Results from microsphere injections corroborated the results of (Richards et al. 2012), demonstrating that vessel targeting is possible using a microcatheter in a 1:1 scale HA model. Despite being only 1.2 mm apart, the A and C injection locations had significantly different terminal vessel distributions. Flow disturbances were found to have a dispersing effect on the injected microspheres, thus the injection location should be located as close as possible to the target vessel.

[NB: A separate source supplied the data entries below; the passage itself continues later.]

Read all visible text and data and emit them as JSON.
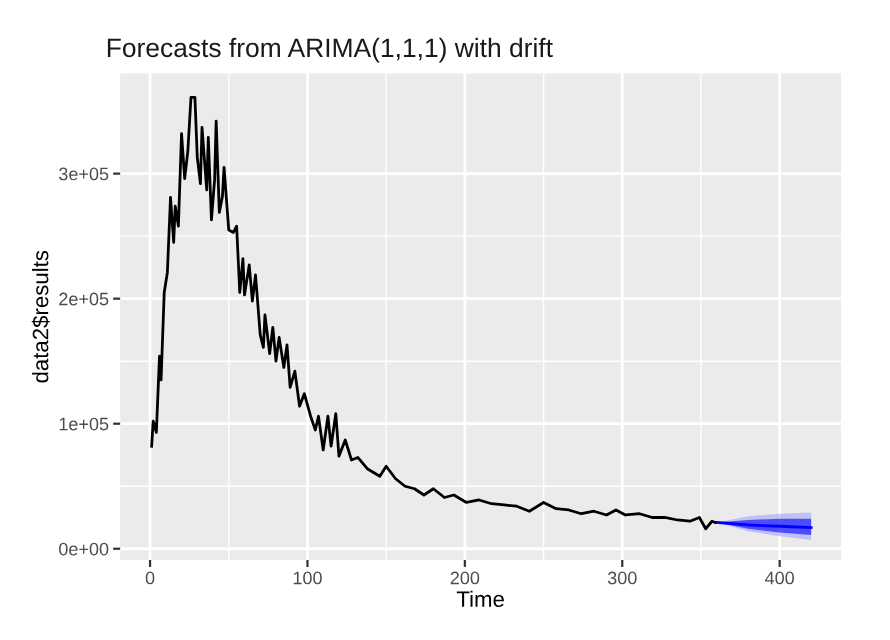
{
  "chart_data": {
    "type": "line",
    "title": "Forecasts from ARIMA(1,1,1) with drift",
    "xlabel": "Time",
    "ylabel": "data2$results",
    "xlim": [
      -19,
      439
    ],
    "ylim": [
      -9000,
      380000
    ],
    "xticks": [
      0,
      100,
      200,
      300,
      400
    ],
    "yticks": [
      {
        "value": 0,
        "label": "0e+00"
      },
      {
        "value": 100000,
        "label": "1e+05"
      },
      {
        "value": 200000,
        "label": "2e+05"
      },
      {
        "value": 300000,
        "label": "3e+05"
      }
    ],
    "grid": true,
    "series": [
      {
        "color": "#000000",
        "x": [
          1,
          2,
          4,
          6,
          7,
          9,
          11,
          13,
          15,
          16,
          18,
          20,
          22,
          24,
          26,
          28.5,
          30,
          32,
          33,
          36,
          37,
          39,
          41,
          42,
          44,
          46,
          47,
          50,
          53,
          55,
          57,
          59,
          60,
          63,
          65,
          67,
          70,
          72,
          73,
          76,
          78,
          80,
          82,
          85,
          87,
          89,
          92,
          95,
          98,
          102,
          105,
          107,
          110,
          113,
          115,
          118,
          120,
          124,
          128,
          132,
          138,
          146,
          150,
          156,
          162,
          168,
          174,
          180,
          187,
          193,
          201,
          209,
          217,
          225,
          233,
          241,
          250,
          258,
          266,
          274,
          282,
          290,
          296,
          302,
          311,
          319,
          327,
          335,
          343,
          349,
          353,
          357,
          359
        ],
        "values": [
          82000,
          102000,
          93000,
          154000,
          135000,
          205000,
          221000,
          281000,
          245000,
          274000,
          258000,
          332000,
          296000,
          318000,
          361000,
          361000,
          313000,
          292000,
          337000,
          287000,
          329000,
          263000,
          295000,
          342000,
          269000,
          282000,
          305000,
          255000,
          253000,
          258000,
          205000,
          232000,
          203000,
          227000,
          198000,
          219000,
          171000,
          161000,
          187000,
          156000,
          177000,
          150000,
          169000,
          145000,
          163000,
          129000,
          142000,
          114000,
          124000,
          106000,
          95000,
          106000,
          79000,
          106000,
          82000,
          108000,
          74000,
          87000,
          71000,
          73000,
          64000,
          58000,
          66000,
          56000,
          50000,
          48000,
          43000,
          48000,
          41000,
          43000,
          37000,
          39000,
          36000,
          35000,
          34000,
          30000,
          37000,
          32000,
          31000,
          28000,
          30000,
          27000,
          31000,
          27000,
          28000,
          25000,
          25000,
          23000,
          22000,
          25000,
          16000,
          22000,
          21000
        ]
      },
      {
        "color": "#0000ff",
        "x": [
          360,
          380,
          400,
          420
        ],
        "values": [
          21000,
          19000,
          18000,
          17000
        ],
        "lower": [
          21000,
          16000,
          13000,
          11000
        ],
        "upper": [
          21000,
          23000,
          24000,
          24000
        ]
      },
      {
        "color": "#a3a3ff",
        "x": [
          360,
          380,
          400,
          420
        ],
        "values": [
          null,
          null,
          null,
          null
        ],
        "lower": [
          21000,
          14000,
          10000,
          7000
        ],
        "upper": [
          21000,
          26000,
          28000,
          29000
        ]
      }
    ]
  }
}
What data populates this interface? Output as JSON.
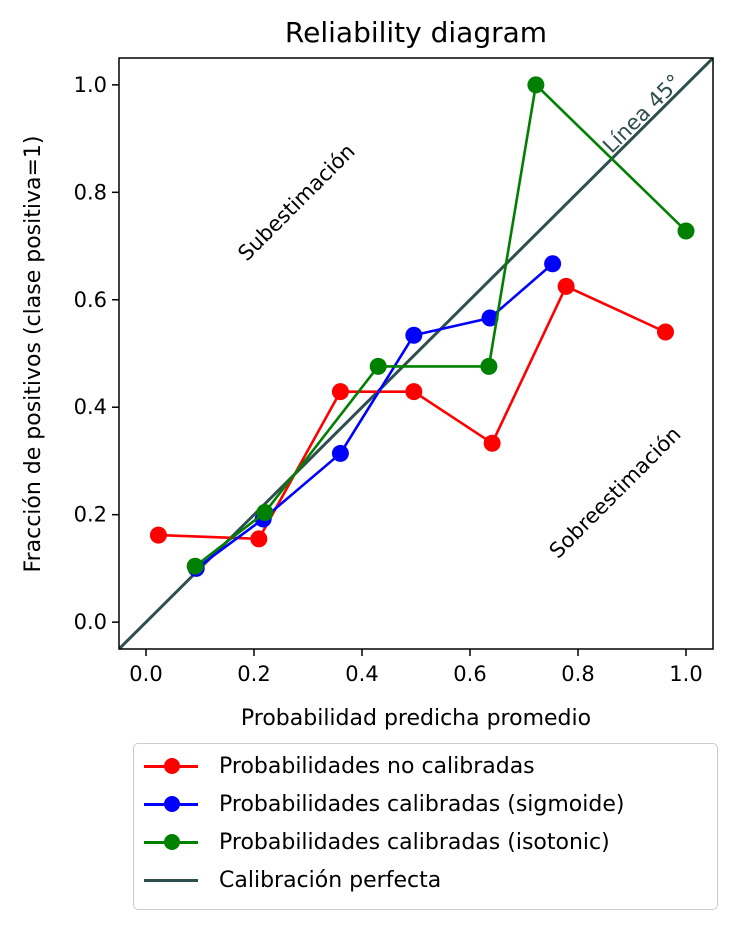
{
  "chart_data": {
    "type": "line",
    "title": "Reliability diagram",
    "xlabel": "Probabilidad predicha promedio",
    "ylabel": "Fracción de positivos (clase positiva=1)",
    "xlim": [
      -0.05,
      1.05
    ],
    "ylim": [
      -0.05,
      1.05
    ],
    "xticks": [
      0.0,
      0.2,
      0.4,
      0.6,
      0.8,
      1.0
    ],
    "xtick_labels": [
      "0.0",
      "0.2",
      "0.4",
      "0.6",
      "0.8",
      "1.0"
    ],
    "yticks": [
      0.0,
      0.2,
      0.4,
      0.6,
      0.8,
      1.0
    ],
    "ytick_labels": [
      "0.0",
      "0.2",
      "0.4",
      "0.6",
      "0.8",
      "1.0"
    ],
    "grid": false,
    "legend_position": "bottom-outside",
    "series": [
      {
        "name": "Probabilidades no calibradas",
        "color": "#ff0000",
        "marker": "circle",
        "x": [
          0.023,
          0.209,
          0.36,
          0.496,
          0.641,
          0.778,
          0.962
        ],
        "y": [
          0.162,
          0.155,
          0.429,
          0.429,
          0.333,
          0.625,
          0.54
        ]
      },
      {
        "name": "Probabilidades calibradas (sigmoide)",
        "color": "#0000ff",
        "marker": "circle",
        "x": [
          0.093,
          0.217,
          0.36,
          0.496,
          0.637,
          0.753
        ],
        "y": [
          0.1,
          0.192,
          0.314,
          0.534,
          0.566,
          0.667
        ]
      },
      {
        "name": "Probabilidades calibradas (isotonic)",
        "color": "#008000",
        "marker": "circle",
        "x": [
          0.091,
          0.22,
          0.43,
          0.635,
          0.722,
          1.0
        ],
        "y": [
          0.104,
          0.204,
          0.476,
          0.476,
          1.0,
          0.728
        ]
      },
      {
        "name": "Calibración perfecta",
        "color": "#2f4f4f",
        "marker": "none",
        "x": [
          -0.05,
          1.05
        ],
        "y": [
          -0.05,
          1.05
        ]
      }
    ],
    "annotations": [
      {
        "text": "Subestimación",
        "x": 0.28,
        "y": 0.78,
        "rotation": 45,
        "color": "#000000"
      },
      {
        "text": "Sobreestimación",
        "x": 0.87,
        "y": 0.24,
        "rotation": 45,
        "color": "#000000"
      },
      {
        "text": "Línea 45°",
        "x": 0.92,
        "y": 0.945,
        "rotation": 45,
        "color": "#2f4f4f"
      }
    ]
  }
}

Using the model-based sliding mode controller designed in (Miller et al. 2018) enabled precise positioning of the microcatheter tip with minimal steady-state error. The closed-loop system also exhibited acceptable command following over a large region of the HA model cross section. This, along with the microsphere injection results, demonstrates the ability for this system to meet the performance required for targeted RE therapy.